Apple breaks policy to push DarkSword patches to millions more iOS 18 iPhones

In an unusual move, Apple expanded iOS 18.7.7 to cover far more devices on April 1 - breaking its normal practice of using security updates to push users to the newest OS. Around 20% of iPhones remain on iOS 18 (some by choice, some because they can't run iOS 26), and Apple now considers the DarkSword threat serious enough to backport protections rather than leave those users exposed. The update covers iPhone XR through iPhone 16e and multiple iPad generations. Devices with Automatic Updates enabled get it without user action.

Check
Check your MDM for any managed iPhones or iPads still running iOS 18.4 through 18.7 without the 18.7.7 update.
Affected
iPhones and iPads running iOS/iPadOS 18.4 through 18.7 that haven't received the 18.7.7 update. Roughly 20% of all iPhones are still on iOS 18.
Fix
Push iOS 18.7.7 via MDM or ensure Automatic Updates is enabled. For maximum protection, upgrade to iOS 26.4 or enable Lockdown Mode on high-risk devices. Apple confirms Lockdown Mode blocks DarkSword attacks.

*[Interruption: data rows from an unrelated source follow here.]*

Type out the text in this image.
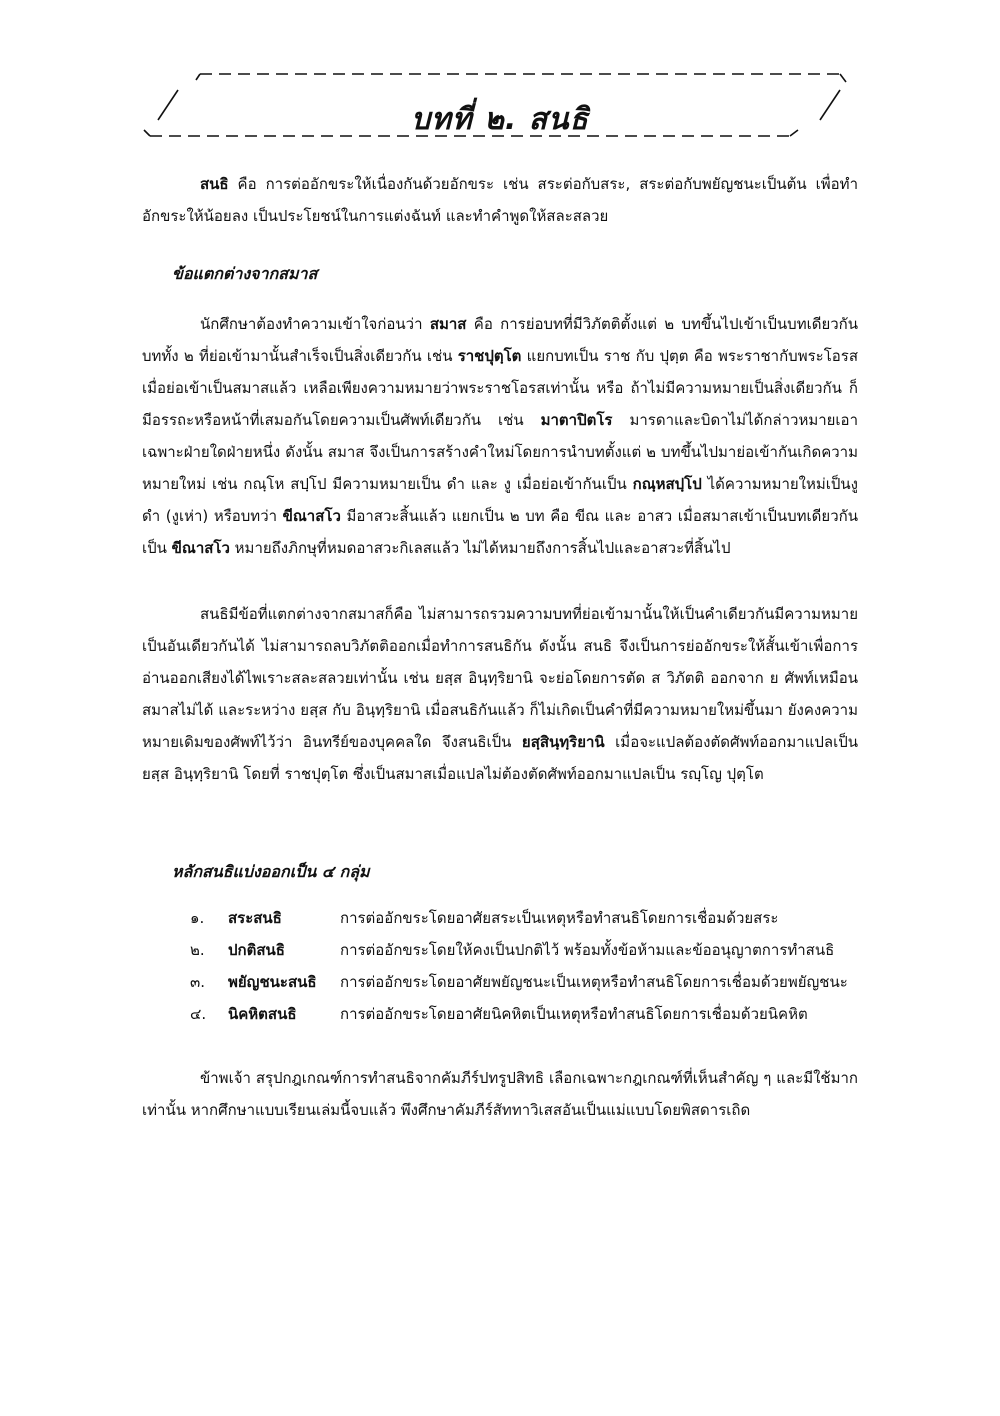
บทที่ ๒. สนธิ

สนธิ คือ การต่ออักขระให้เนื่องกันด้วยอักขระ เช่น สระต่อกับสระ, สระต่อกับพยัญชนะเป็นต้น เพื่อทำอักขระให้น้อยลง เป็นประโยชน์ในการแต่งฉันท์ และทำคำพูดให้สละสลวย

ข้อแตกต่างจากสมาส

นักศึกษาต้องทำความเข้าใจก่อนว่า สมาส คือ การย่อบทที่มีวิภัตติตั้งแต่ ๒ บทขึ้นไปเข้าเป็นบทเดียวกัน บททั้ง ๒ ที่ย่อเข้ามานั้นสำเร็จเป็นสิ่งเดียวกัน เช่น ราชปุตฺโต แยกบทเป็น ราช กับ ปุตฺต คือ พระราชากับพระโอรส เมื่อย่อเข้าเป็นสมาสแล้ว เหลือเพียงความหมายว่าพระราชโอรสเท่านั้น หรือ ถ้าไม่มีความหมายเป็นสิ่งเดียวกัน ก็มีอรรถะหรือหน้าที่เสมอกันโดยความเป็นศัพท์เดียวกัน เช่น มาตาปิตโร มารดาและบิดาไม่ได้กล่าวหมายเอาเฉพาะฝ่ายใดฝ่ายหนึ่ง ดังนั้น สมาส จึงเป็นการสร้างคำใหม่โดยการนำบทตั้งแต่ ๒ บทขึ้นไปมาย่อเข้ากันเกิดความหมายใหม่ เช่น กณฺโห สปฺโป มีความหมายเป็น ดำ และ งู เมื่อย่อเข้ากันเป็น กณฺหสปฺโป ได้ความหมายใหม่เป็นงูดำ (งูเห่า) หรือบทว่า ขีณาสโว มีอาสวะสิ้นแล้ว แยกเป็น ๒ บท คือ ขีณ และ อาสว เมื่อสมาสเข้าเป็นบทเดียวกันเป็น ขีณาสโว หมายถึงภิกษุที่หมดอาสวะกิเลสแล้ว ไม่ได้หมายถึงการสิ้นไปและอาสวะที่สิ้นไป

สนธิมีข้อที่แตกต่างจากสมาสก็คือ ไม่สามารถรวมความบทที่ย่อเข้ามานั้นให้เป็นคำเดียวกันมีความหมายเป็นอันเดียวกันได้ ไม่สามารถลบวิภัตติออกเมื่อทำการสนธิกัน ดังนั้น สนธิ จึงเป็นการย่ออักขระให้สั้นเข้าเพื่อการอ่านออกเสียงได้ไพเราะสละสลวยเท่านั้น เช่น ยสฺส อินฺทฺริยานิ จะย่อโดยการตัด ส วิภัตติ ออกจาก ย ศัพท์เหมือนสมาสไม่ได้ และระหว่าง ยสฺส กับ อินฺทฺริยานิ เมื่อสนธิกันแล้ว ก็ไม่เกิดเป็นคำที่มีความหมายใหม่ขึ้นมา ยังคงความหมายเดิมของศัพท์ไว้ว่า อินทรีย์ของบุคคลใด จึงสนธิเป็น ยสฺสินฺทฺริยานิ เมื่อจะแปลต้องตัดศัพท์ออกมาแปลเป็น ยสฺส อินฺทฺริยานิ โดยที่ ราชปุตฺโต ซึ่งเป็นสมาสเมื่อแปลไม่ต้องตัดศัพท์ออกมาแปลเป็น รญฺโญ ปุตฺโต

หลักสนธิแบ่งออกเป็น ๔ กลุ่ม
๑.	สระสนธิ	การต่ออักขระโดยอาศัยสระเป็นเหตุหรือทำสนธิโดยการเชื่อมด้วยสระ
๒.	ปกติสนธิ	การต่ออักขระโดยให้คงเป็นปกติไว้ พร้อมทั้งข้อห้ามและข้ออนุญาตการทำสนธิ
๓.	พยัญชนะสนธิ	การต่ออักขระโดยอาศัยพยัญชนะเป็นเหตุหรือทำสนธิโดยการเชื่อมด้วยพยัญชนะ
๔.	นิคหิตสนธิ	การต่ออักขระโดยอาศัยนิคหิตเป็นเหตุหรือทำสนธิโดยการเชื่อมด้วยนิคหิต

ข้าพเจ้า สรุปกฎเกณฑ์การทำสนธิจากคัมภีร์ปทรูปสิทธิ เลือกเฉพาะกฎเกณฑ์ที่เห็นสำคัญ ๆ และมีใช้มากเท่านั้น หากศึกษาแบบเรียนเล่มนี้จบแล้ว พึงศึกษาคัมภีร์สัททาวิเสสอันเป็นแม่แบบโดยพิสดารเถิด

macOS Tahoe 26.4 blocks ClickFix paste attacks in Terminal - update your Mac fleet now

Apple shipped an undocumented security feature in macOS Tahoe 26.4 that directly targets ClickFix attacks - the social engineering technique behind the Infinity Stealer campaign we covered last week. When a user tries to paste a potentially harmful command into Terminal, macOS now intercepts it with a warning before anything executes. The feature only covers Apple's built-in Terminal app, not third-party alternatives like iTerm2. A 'Paste Anyway' option remains for power users.

Check
Check if your Mac fleet is running macOS Tahoe 26.4 or later.
Affected
Any macOS user on versions prior to 26.4 who may encounter ClickFix social engineering attacks via fake CAPTCHA pages or tech support sites.
Fix
Update to macOS Tahoe 26.4. Push the update via MDM for managed fleets. Train staff to never paste commands from websites into Terminal regardless of the prompt - the protection only covers Terminal.app, not third-party terminals.